Under North Carolina law, the ban prohibits all open burning in the affected counties, regardless of whether a permit was previously issued. The issuance of any new permits has also been suspended until the ban is lifted.
Open burning includes burning leaves, branches or other plant material. In all cases, burning trash, lumber, tires, newspapers, plastics or other nonvegetative material is illegal.
Local fire departments and law enforcement officers are assisting the North Carolina Forest Service in enforcing the burn ban. Anyone violating the burn ban faces a $100 fine plus $183 court costs. Any person responsible for setting a fire may be liable for any expenses related to extinguishing the fire.
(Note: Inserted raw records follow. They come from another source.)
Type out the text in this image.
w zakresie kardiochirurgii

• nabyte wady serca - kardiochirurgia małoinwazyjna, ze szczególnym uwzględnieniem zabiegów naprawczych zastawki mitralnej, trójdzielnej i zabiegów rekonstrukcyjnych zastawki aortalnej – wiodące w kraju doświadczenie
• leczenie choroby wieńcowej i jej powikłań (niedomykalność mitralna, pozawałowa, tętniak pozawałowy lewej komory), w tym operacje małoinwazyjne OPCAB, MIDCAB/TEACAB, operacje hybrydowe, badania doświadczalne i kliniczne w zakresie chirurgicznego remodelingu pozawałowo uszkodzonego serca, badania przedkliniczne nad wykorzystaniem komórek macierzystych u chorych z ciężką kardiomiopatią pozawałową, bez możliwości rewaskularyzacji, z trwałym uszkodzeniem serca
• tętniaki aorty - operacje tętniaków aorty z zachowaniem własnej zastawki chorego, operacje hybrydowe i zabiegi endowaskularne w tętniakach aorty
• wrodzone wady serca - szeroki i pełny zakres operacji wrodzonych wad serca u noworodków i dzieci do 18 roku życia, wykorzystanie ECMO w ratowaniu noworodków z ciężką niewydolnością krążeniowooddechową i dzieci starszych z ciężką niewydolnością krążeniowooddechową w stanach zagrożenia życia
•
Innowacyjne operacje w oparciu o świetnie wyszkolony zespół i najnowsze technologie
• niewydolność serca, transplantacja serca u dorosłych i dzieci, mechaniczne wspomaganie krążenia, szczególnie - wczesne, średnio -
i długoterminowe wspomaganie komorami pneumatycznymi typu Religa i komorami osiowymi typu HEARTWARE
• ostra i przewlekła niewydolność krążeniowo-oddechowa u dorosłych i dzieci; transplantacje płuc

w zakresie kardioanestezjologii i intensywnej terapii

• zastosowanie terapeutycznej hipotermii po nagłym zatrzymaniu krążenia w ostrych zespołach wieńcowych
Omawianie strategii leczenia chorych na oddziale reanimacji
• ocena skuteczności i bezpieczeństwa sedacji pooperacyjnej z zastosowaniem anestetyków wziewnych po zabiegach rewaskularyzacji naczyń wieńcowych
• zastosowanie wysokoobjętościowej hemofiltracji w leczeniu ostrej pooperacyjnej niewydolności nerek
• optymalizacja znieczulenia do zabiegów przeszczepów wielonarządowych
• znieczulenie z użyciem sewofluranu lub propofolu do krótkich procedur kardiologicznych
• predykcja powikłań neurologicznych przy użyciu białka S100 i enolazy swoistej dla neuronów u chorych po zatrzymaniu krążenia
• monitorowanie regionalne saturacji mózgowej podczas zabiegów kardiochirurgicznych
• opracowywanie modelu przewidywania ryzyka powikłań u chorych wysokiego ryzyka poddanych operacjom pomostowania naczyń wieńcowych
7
The Forest Service will continue to monitor conditions. Residents with questions regarding a specific county can contact their Forest Service county ranger or their county fire marshal’s office.
Grilling is permitted if no other local ordinances prohibit their use though campfires are considered open burning and are not exempt from the burn ban. During a burn ban, portable gas stoves or grills are alternate methods for cooking food while camping.
The burn ban issued by the Forest Service does not apply to a fire within 100 feet of an occupied dwelling. Local governments have jurisdiction over open burning within 100 feet of an occupied dwelling.
The N.C. Forest Service has advised county fire marshals of the burning ban and has asked for their consideration of also implementing a burning ban. If a fire within a 100-foot area of a dwelling escapes containment, a North Carolina forest ranger may take reasonable steps to extinguish or control it. The person responsible for any expenses related to extinguishing the fire.